Тогда дядя Хойт расстёгивает пряжку, одним плавным движением выдёргивает из пояса джинсов ремень и накручивает его конец себе на руку, да так ловко, будто проделывает это каждый день. Затем старый хрыч кидается к пацану, на ходу размахивая ремнём с болтающейся пряжкой.
— ОН СДОХ! — орёт дядя. — УБЕРИ ОТ НЕГО СВОЮ ТОЩУЮ ЖОПУ, НЕ ТО Я С ТЕБЯ ШКУРУ СПУЩУ! ТЫ У МЕНЯ ДО ВТОРОГО ПРИШЕСТВИЯ РЕВЕТЬ БУДЕШЬ!
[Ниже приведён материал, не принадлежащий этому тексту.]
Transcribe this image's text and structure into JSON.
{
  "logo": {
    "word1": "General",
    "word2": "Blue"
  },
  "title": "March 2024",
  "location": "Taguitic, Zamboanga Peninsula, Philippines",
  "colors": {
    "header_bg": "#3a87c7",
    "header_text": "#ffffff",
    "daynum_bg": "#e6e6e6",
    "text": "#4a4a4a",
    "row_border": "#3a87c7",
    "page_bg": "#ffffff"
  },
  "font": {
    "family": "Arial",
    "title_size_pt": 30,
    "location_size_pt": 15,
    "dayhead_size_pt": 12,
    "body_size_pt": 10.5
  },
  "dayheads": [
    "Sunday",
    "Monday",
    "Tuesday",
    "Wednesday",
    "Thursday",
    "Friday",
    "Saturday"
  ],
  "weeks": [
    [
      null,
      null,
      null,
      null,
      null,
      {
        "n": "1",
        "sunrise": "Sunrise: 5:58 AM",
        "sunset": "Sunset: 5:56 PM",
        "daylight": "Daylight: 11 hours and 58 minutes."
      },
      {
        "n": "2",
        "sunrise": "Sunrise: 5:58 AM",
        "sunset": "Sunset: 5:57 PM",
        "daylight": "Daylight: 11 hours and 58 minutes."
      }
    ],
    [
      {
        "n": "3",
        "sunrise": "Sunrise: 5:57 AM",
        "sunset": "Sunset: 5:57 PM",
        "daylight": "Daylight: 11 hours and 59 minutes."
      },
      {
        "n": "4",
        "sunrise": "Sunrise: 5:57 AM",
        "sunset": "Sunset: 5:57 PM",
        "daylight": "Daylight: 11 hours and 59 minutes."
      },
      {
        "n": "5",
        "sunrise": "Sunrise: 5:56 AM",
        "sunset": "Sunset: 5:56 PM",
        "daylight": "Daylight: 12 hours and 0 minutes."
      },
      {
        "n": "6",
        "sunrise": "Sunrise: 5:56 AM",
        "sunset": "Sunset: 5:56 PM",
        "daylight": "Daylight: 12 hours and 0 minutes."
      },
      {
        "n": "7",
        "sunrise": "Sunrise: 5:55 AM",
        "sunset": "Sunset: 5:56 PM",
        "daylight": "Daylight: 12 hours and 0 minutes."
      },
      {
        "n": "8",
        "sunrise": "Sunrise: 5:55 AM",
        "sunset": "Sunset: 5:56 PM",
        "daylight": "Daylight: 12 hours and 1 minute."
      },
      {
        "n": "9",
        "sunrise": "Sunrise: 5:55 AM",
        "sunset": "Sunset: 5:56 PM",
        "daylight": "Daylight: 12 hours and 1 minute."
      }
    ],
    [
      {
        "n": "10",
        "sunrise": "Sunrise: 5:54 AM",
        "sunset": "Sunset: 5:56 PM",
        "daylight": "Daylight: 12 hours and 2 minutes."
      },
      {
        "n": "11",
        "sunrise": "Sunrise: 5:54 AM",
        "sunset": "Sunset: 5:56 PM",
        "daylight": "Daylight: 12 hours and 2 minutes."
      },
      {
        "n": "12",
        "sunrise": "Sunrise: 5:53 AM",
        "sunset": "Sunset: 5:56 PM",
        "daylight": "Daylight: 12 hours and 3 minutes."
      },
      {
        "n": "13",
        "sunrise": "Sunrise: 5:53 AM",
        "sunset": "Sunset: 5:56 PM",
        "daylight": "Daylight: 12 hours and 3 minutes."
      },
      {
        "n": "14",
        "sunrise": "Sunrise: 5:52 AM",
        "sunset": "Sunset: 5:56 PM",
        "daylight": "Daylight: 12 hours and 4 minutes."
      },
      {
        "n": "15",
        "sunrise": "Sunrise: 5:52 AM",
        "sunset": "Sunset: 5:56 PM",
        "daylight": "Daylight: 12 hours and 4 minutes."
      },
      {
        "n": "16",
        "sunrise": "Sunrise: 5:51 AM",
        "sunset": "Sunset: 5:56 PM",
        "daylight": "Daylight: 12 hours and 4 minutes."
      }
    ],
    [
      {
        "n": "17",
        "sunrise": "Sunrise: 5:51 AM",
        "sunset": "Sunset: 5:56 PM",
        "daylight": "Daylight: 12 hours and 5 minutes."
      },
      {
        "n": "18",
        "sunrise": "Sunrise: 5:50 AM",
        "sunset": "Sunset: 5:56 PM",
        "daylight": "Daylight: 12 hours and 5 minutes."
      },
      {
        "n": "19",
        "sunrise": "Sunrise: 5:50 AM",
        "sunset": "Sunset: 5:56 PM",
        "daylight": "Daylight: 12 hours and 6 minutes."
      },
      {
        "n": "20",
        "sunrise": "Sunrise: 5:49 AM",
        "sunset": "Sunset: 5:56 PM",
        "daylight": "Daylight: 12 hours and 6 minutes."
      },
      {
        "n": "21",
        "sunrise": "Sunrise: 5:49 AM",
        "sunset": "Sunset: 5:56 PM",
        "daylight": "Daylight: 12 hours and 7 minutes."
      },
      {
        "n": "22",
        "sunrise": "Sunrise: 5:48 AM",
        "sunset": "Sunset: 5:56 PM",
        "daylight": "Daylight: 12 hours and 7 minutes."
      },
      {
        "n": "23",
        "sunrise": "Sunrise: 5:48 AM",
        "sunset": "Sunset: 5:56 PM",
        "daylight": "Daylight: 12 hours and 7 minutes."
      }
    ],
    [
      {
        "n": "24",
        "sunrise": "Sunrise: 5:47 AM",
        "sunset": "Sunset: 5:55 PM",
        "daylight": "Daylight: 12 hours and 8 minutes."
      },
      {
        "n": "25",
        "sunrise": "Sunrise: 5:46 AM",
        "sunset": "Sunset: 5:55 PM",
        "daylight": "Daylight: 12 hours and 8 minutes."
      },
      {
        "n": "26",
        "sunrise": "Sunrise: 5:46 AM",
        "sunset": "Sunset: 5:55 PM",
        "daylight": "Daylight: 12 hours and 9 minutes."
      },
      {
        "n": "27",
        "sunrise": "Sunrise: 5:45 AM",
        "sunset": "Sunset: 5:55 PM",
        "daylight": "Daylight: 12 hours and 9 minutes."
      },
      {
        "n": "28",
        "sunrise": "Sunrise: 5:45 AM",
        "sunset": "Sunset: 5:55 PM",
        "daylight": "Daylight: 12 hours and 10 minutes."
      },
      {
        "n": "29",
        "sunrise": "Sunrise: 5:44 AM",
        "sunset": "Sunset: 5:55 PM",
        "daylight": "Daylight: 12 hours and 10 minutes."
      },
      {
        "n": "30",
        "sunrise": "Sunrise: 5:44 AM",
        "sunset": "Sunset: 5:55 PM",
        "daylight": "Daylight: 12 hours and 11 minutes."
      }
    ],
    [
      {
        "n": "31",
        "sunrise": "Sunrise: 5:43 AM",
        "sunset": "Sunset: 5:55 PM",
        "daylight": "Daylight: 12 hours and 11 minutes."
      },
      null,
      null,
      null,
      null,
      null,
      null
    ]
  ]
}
Он замахивается, пряжка угрожающе рассекает воздух — а Громила ничего не предпринимает. Просто стоит и смотрит, будто не в силах прекратить это издевательство.
— Нет!
Это мой голос. Я не подозревал, что выкрикну это слово до того самого момента, как оно по собственной воле не сорвалось с моих уст. Нет, я не собирался вмешиваться, но спокойно смотреть на это безобразие просто не было сил.
Они резко оборачиваются ко мне. Вот тебе и пожалуйста: теперь я — часть этого безумного старомодного вестерна, и ничего не остаётся, как выступить на сцену. Я сбрасываю рюкзак, но продолжаю крепко сжимать в руках клюшку; затем вскарабкиваюсь на контейнер, прыгаю через ограду и мчусь к троице, застывшей около быка. Подбежав поближе, вздымаю клюшку, словно оружие — наверно, так оно и задумывалось в те времена, когда игра ещё была войной — и, уставившись прямо в выпученные, слезящиеся глаза старикана, заявляю:
— Только тронь этого пацана — башку снесу и на собачий корм продам!
Всё вокруг застывает, словно в стеклянном снежном шаре; я даже не удивился бы, если бы вокруг нас заплясали маленькие белые хлопья. Затем Громила делает ко мне шаг, обхватывает своими громадными ручищами и разъярённо шипит в ухо:
— Не лезь не в своё дело!
Я пытаюсь высвободиться из его хватки, но он слишком большой, слишком сильный. Клюшка падает на землю.